After discussing this with mstange on IRC, we both understand the spectrum and dimensions this can end up as, and also agree it's largely subjective. I don't dispute that the patch at comment 25 makes it more similar to IE, but I do argue that our goal here should be to make it as best as we can rather than as similar to IE as we can. Such goal would also suggest we should end up with similar behavior on all relevant platforms rather than as similar to each platform's native behavior (which is a hard thing to define even on its own). Whether or not the "best for most people" is similar to IE is a question which remains open. Both mstange and myself also agree that the most reasonable approach in such case would be to ask several people to choose between few configs, and choose the one which seems to have the highest consensus. Also, note that this is completely orthogonal to issues of missed frames or pixel aligning. I.e the patch (and IMO the discussion too) is focused on the behavior/curves/profiles of the scroll progression and "connection" of consecutive scroll events. I think the issue of missed frames is largely solved with APZ, and if we still want, we can assess pixel snapping in a different discussion. So mstange and myself will probably come up with 2 more prefs combinations which people could try out and vote on. We'll probably want to land the first patch (comment 24) which already has r+ and will allow more dimensions of the configurations to try out. Markus, sounds about right?

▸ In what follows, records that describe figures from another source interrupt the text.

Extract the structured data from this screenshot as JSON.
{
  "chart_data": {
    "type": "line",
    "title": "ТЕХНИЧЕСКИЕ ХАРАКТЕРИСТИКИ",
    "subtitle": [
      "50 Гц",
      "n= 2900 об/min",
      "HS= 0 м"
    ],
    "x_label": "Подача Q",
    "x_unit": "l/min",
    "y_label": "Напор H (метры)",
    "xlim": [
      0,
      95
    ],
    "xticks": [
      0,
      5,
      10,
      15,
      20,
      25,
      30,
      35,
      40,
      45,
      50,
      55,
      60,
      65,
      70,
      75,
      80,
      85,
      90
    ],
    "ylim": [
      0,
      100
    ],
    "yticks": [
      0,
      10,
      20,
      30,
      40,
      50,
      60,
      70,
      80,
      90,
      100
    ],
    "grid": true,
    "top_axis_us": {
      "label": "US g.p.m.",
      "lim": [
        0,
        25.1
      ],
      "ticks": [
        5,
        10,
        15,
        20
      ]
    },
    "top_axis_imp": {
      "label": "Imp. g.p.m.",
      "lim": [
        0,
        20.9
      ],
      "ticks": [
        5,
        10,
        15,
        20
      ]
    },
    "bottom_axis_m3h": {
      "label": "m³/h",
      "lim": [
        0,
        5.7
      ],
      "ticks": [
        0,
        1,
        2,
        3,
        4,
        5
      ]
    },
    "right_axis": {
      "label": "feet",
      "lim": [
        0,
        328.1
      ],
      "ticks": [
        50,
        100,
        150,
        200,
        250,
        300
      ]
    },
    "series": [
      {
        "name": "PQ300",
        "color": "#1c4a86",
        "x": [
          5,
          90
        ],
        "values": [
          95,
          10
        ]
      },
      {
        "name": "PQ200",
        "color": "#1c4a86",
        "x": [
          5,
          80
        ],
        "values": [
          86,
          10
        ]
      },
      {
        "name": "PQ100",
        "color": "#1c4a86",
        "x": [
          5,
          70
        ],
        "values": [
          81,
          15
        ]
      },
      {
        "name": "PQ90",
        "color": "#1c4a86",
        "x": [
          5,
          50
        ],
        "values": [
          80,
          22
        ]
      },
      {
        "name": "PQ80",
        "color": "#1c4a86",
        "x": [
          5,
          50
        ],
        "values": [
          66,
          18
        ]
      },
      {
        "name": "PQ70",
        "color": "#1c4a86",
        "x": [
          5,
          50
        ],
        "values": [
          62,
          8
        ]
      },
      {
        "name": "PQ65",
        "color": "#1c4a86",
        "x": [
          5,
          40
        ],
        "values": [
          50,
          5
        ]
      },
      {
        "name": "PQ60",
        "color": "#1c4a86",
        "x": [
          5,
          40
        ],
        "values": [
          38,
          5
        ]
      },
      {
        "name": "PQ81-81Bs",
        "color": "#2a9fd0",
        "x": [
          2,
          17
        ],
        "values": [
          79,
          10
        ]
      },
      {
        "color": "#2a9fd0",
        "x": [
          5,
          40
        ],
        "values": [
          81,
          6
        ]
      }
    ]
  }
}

Yes, that sounds right. I've landed the prefs patch.
Sorry, this completely fell off my radar. There seem to be huge differences between different input methods (touch, touchpad, precision touchpad, scroll wheel) in how well various configurations work. I'm very sympathetic to the suggestion in comment 23, which is to use the same pan/zoom behavior that Edge uses (since they seem to have figured out how to deal with those differences pretty well). I don't know how big of an undertaking that would be.